IHC staining offers several advantages. First, additional biopsy was not required. Second, it is a widely used technique; therefore, it is easy to apply in clinical practice. Third, because it is performed on FFPE specimens, histological examination and interpretation of immunopathological results could be performed simultaneously. Detecting linear deposits in areas with histologically suspected BP lesions could lead to a more accurate diagnosis.

This study has some limitations. First, because this was a single-center study, the number of included cases was limited. Second, IHC staining and DIF were not performed on the same samples. An accurate diagnostic value could not be established because of the difference in sample size. With better antigen retrieval techniques becoming available, performing DIF on FFPE skin biopsies may become possible. DIF and IHC staining of the same sample were used to compare the diagnostic value of DIF and IHC staining. Third, we were unable to obtain data on the serum BP antigens.

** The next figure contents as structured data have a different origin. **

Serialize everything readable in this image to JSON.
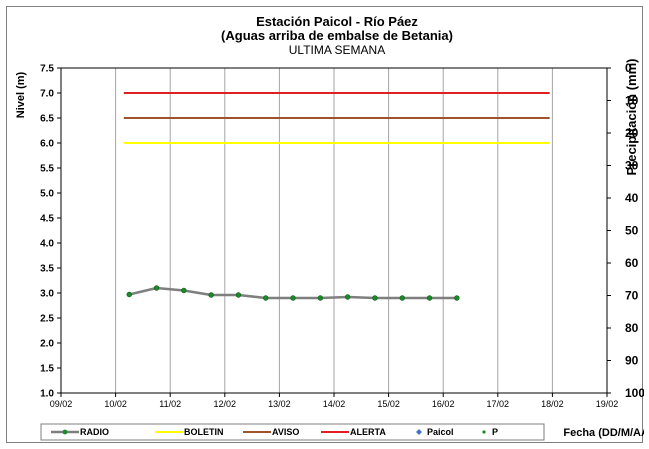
{
  "chart_data": {
    "type": "line",
    "title": "Estación Paicol  - Río Páez",
    "subtitle": "(Aguas arriba de embalse de Betania)",
    "subtitle2": "ULTIMA SEMANA",
    "ylabel": "Nivel  (m)",
    "y2label": "Precipitación (mm)",
    "xlabel": "Fecha  (DD/M/AA)",
    "ylim": [
      1.0,
      7.5
    ],
    "y_ticks": [
      "7.5",
      "7.0",
      "6.5",
      "6.0",
      "5.5",
      "5.0",
      "4.5",
      "4.0",
      "3.5",
      "3.0",
      "2.5",
      "2.0",
      "1.5",
      "1.0"
    ],
    "y2lim": [
      0,
      100
    ],
    "y2_ticks": [
      "0",
      "10",
      "20",
      "30",
      "40",
      "50",
      "60",
      "70",
      "80",
      "90",
      "100"
    ],
    "x_ticks": [
      "09/02",
      "10/02",
      "11/02",
      "12/02",
      "13/02",
      "14/02",
      "15/02",
      "16/02",
      "17/02",
      "18/02",
      "19/02"
    ],
    "xlim": [
      9,
      19
    ],
    "grid": "vertical",
    "legend_position": "bottom",
    "series": [
      {
        "name": "RADIO",
        "color": "#7f7f7f",
        "marker_color": "#1a8a2a",
        "x": [
          10.25,
          10.75,
          11.25,
          11.75,
          12.25,
          12.75,
          13.25,
          13.75,
          14.25,
          14.75,
          15.25,
          15.75,
          16.25
        ],
        "values": [
          2.97,
          3.1,
          3.05,
          2.96,
          2.96,
          2.9,
          2.9,
          2.9,
          2.92,
          2.9,
          2.9,
          2.9,
          2.9
        ]
      },
      {
        "name": "BOLETIN",
        "color": "#ffff00",
        "x": [
          10.15,
          17.95
        ],
        "values": [
          6.0,
          6.0
        ]
      },
      {
        "name": "AVISO",
        "color": "#a0522d",
        "x": [
          10.15,
          17.95
        ],
        "values": [
          6.5,
          6.5
        ]
      },
      {
        "name": "ALERTA",
        "color": "#e02020",
        "x": [
          10.15,
          17.95
        ],
        "values": [
          7.0,
          7.0
        ]
      },
      {
        "name": "Paicol",
        "color": "#4472c4",
        "x": [],
        "values": []
      },
      {
        "name": "P",
        "color": "#1a8a2a",
        "x": [],
        "values": []
      }
    ]
  }
}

To the best of our knowledge, our study, which evaluated the diagnostic value of IHC staining as an alternative to DIF for BP diagnosis, includes the second largest number of reported BP cases. Although DIF remains the gold standard, IHC staining may be a useful strategy for BP diagnosis, especially when DIF cannot be performed. Furthermore, we suggest that additional IHC staining of FFPE tissue may be helpful in cases of clinicopathologically suspected BP with negative or suboptimal DIF results, instead of conducting a second biopsy.